The seventh-largest U.S. refiner reported a $1.9 billion profit for the first nine months of last year.

But it has not paid any dividends to Venezuela since 2019, when Citgo severed ties with PDVSA following U.S. sanctions designed to curb oil revenues to socialist President Nicolas Maduro and support the nation’s transition government. U.S. District Court filing on Friday accepted claims by 17 groups, including units of O-I GlassOI.N, Tidewater, Koch Industries, Pharo, Red Tree Investments and Contrarian Capital, to receive proceeds from any auction.

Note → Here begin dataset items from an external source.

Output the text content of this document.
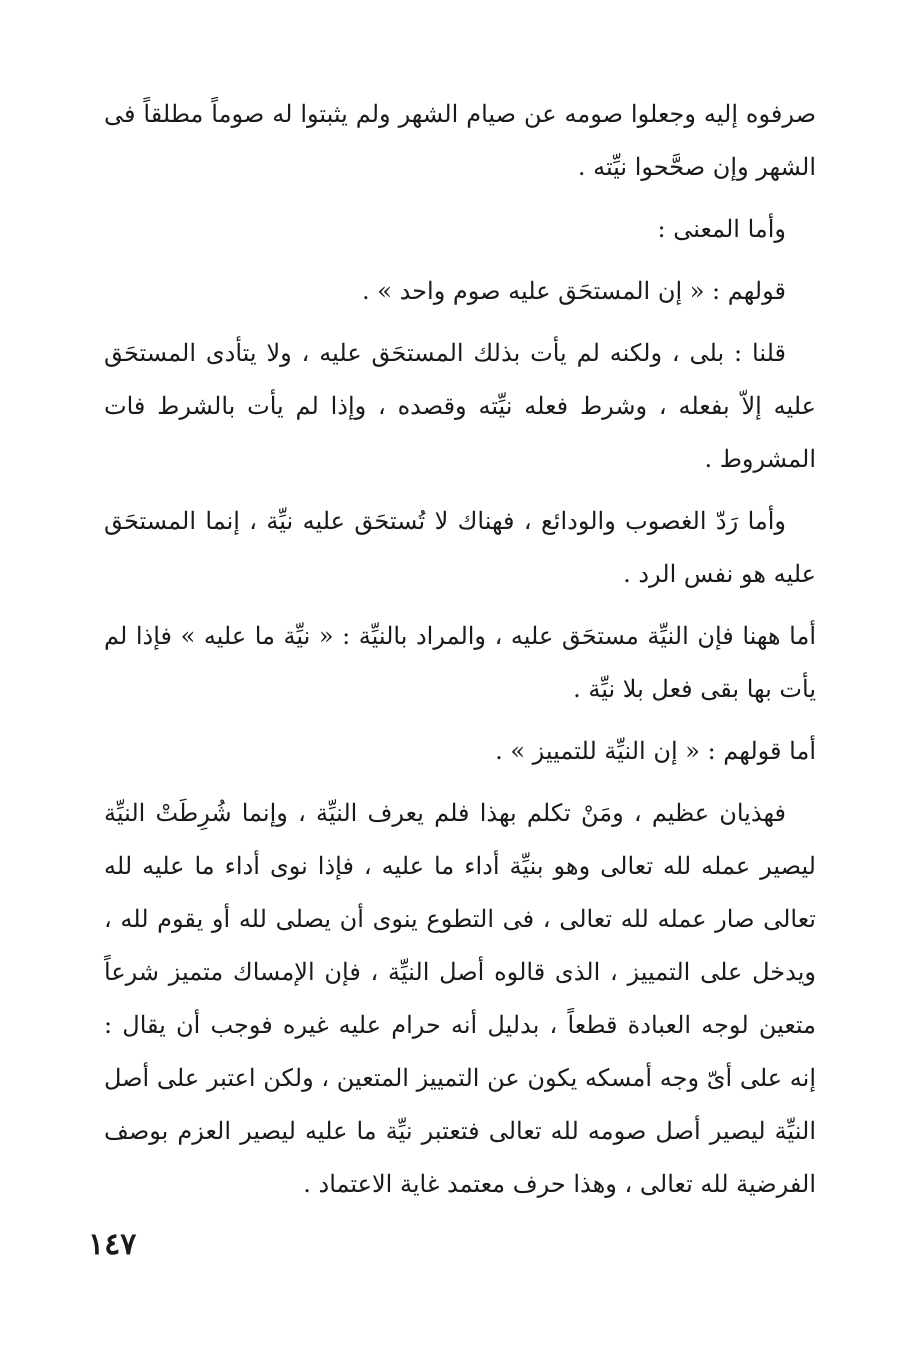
صرفوه إليه وجعلوا صومه عن صيام الشهر ولم يثبتوا له صوماً مطلقاً فى الشهر وإن صحَّحوا نيِّته .

وأما المعنى :

قولهم : « إن المستحَق عليه صوم واحد » .

قلنا : بلى ، ولكنه لم يأت بذلك المستحَق عليه ، ولا يتأدى المستحَق عليه إلاّ بفعله ، وشرط فعله نيِّته وقصده ، وإذا لم يأت بالشرط فات المشروط .

وأما رَدّ الغصوب والودائع ، فهناك لا تُستحَق عليه نيِّة ، إنما المستحَق عليه هو نفس الرد .

أما ههنا فإن النيِّة مستحَق عليه ، والمراد بالنيِّة : « نيِّة ما عليه » فإذا لم يأت بها بقى فعل بلا نيِّة .

أما قولهم : « إن النيِّة للتمييز » .

فهذيان عظيم ، ومَنْ تكلم بهذا فلم يعرف النيِّة ، وإنما شُرِطَتْ النيِّة ليصير عمله لله تعالى وهو بنيِّة أداء ما عليه ، فإذا نوى أداء ما عليه لله تعالى صار عمله لله تعالى ، فى التطوع ينوى أن يصلى لله أو يقوم لله ، ويدخل على التمييز ، الذى قالوه أصل النيِّة ، فإن الإمساك متميز شرعاً متعين لوجه العبادة قطعاً ، بدليل أنه حرام عليه غيره فوجب أن يقال : إنه على أىّ وجه أمسكه يكون عن التمييز المتعين ، ولكن اعتبر على أصل النيِّة ليصير أصل صومه لله تعالى فتعتبر نيِّة ما عليه ليصير العزم بوصف الفرضية لله تعالى ، وهذا حرف معتمد غاية الاعتماد .

١٤٧
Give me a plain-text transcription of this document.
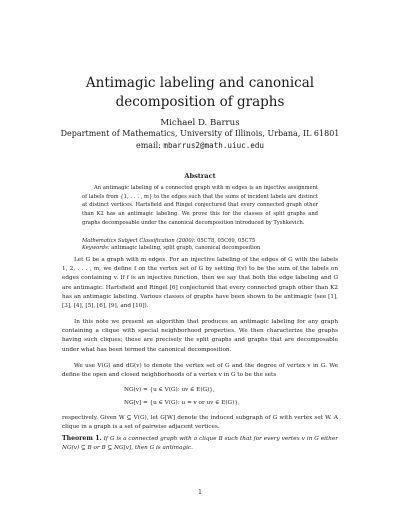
Antimagic labeling and canonical decomposition of graphs
Michael D. Barrus
Department of Mathematics, University of Illinois, Urbana, IL 61801
email: mbarrus2@math.uiuc.edu
Abstract
An antimagic labeling of a connected graph with m edges is an injective assignment of labels from {1, . . . , m} to the edges such that the sums of incident labels are distinct at distinct vertices. Hartsfield and Ringel conjectured that every connected graph other than K2 has an antimagic labeling. We prove this for the classes of split graphs and graphs decomposable under the canonical decomposition introduced by Tyshkevich.
Mathematics Subject Classification (2000): 05C78, 05C69, 05C75
Keywords: antimagic labeling, split graph, canonical decomposition
Let G be a graph with m edges. For an injective labeling of the edges of G with the labels 1, 2, . . . , m, we define f on the vertex set of G by setting f(v) to be the sum of the labels on edges containing v. If f is an injective function, then we say that both the edge labeling and G are antimagic. Hartsfield and Ringel [6] conjectured that every connected graph other than K2 has an antimagic labeling. Various classes of graphs have been shown to be antimagic (see [1], [3], [4], [5], [6], [9], and [10]).
In this note we present an algorithm that produces an antimagic labeling for any graph containing a clique with special neighborhood properties. We then characterize the graphs having such cliques; these are precisely the split graphs and graphs that are decomposable under what has been termed the canonical decomposition.
We use V(G) and dG(v) to denote the vertex set of G and the degree of vertex v in G. We define the open and closed neighborhoods of a vertex v in G to be the sets
NG(v) = {u ∈ V(G): uv ∈ E(G)},
NG[v] = {u ∈ V(G): u = v or uv ∈ E(G)},
respectively. Given W ⊆ V(G), let G[W] denote the induced subgraph of G with vertex set W. A clique in a graph is a set of pairwise adjacent vertices.
Theorem 1. If G is a connected graph with a clique B such that for every vertex v in G either NG(v) ⊆ B or B ⊆ NG[v], then G is antimagic.
1
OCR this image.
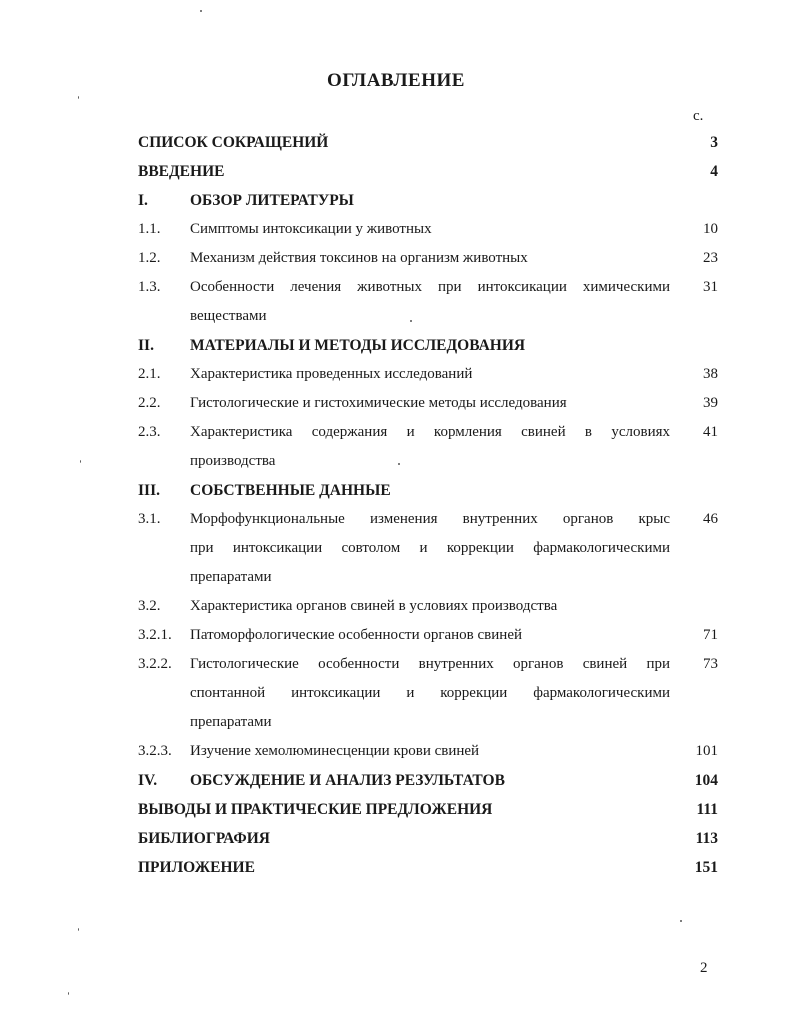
ОГЛАВЛЕНИЕ
с.
СПИСОК СОКРАЩЕНИЙ	3
ВВЕДЕНИЕ	4
I.	ОБЗОР ЛИТЕРАТУРЫ
1.1. Симптомы интоксикации у животных	10
1.2. Механизм действия токсинов на организм животных	23
1.3. Особенности лечения животных при интоксикации химическими	31
веществами
II. МАТЕРИАЛЫ И МЕТОДЫ ИССЛЕДОВАНИЯ
2.1. Характеристика проведенных исследований	38
2.2. Гистологические и гистохимические методы исследования	39
2.3. Характеристика содержания и кормления свиней в условиях	41
производства
III. СОБСТВЕННЫЕ ДАННЫЕ
3.1. Морфофункциональные изменения внутренних органов крыс	46
при интоксикации совтолом и коррекции фармакологическими
препаратами
3.2. Характеристика органов свиней в условиях производства
3.2.1. Патоморфологические особенности органов свиней	71
3.2.2. Гистологические особенности внутренних органов свиней при	73
спонтанной интоксикации и коррекции фармакологическими
препаратами
3.2.3. Изучение хемолюминесценции крови свиней	101
IV. ОБСУЖДЕНИЕ И АНАЛИЗ РЕЗУЛЬТАТОВ	104
ВЫВОДЫ И ПРАКТИЧЕСКИЕ ПРЕДЛОЖЕНИЯ	111
БИБЛИОГРАФИЯ	113
ПРИЛОЖЕНИЕ	151
2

Any awards will require U.S. Treasury approval.

“Genuine interest will be quite low given the political and legal risks,” said Matthew Blair, head of refining research at Perella Weinberg Partners’ TPH&Co. “If they break it apart and parties can bid on individual assets, then interest will definitely pick up.”

Boards overseeing Citgo continue to try and settle one or more of the claims against Venezuela ahead of the auction, one of the boards said earlier this month, a move that has been tangled by U.S. protections preventing transactions involving the refiner and a secretive process that has kept details of the appraised value and bidders out of court records.

“The board, advised by its legal team and institutions, will analyze the current circumstances and will apply a proper legal strategy to continue protecting PDVSA’s U.S. assets,” it said in a release.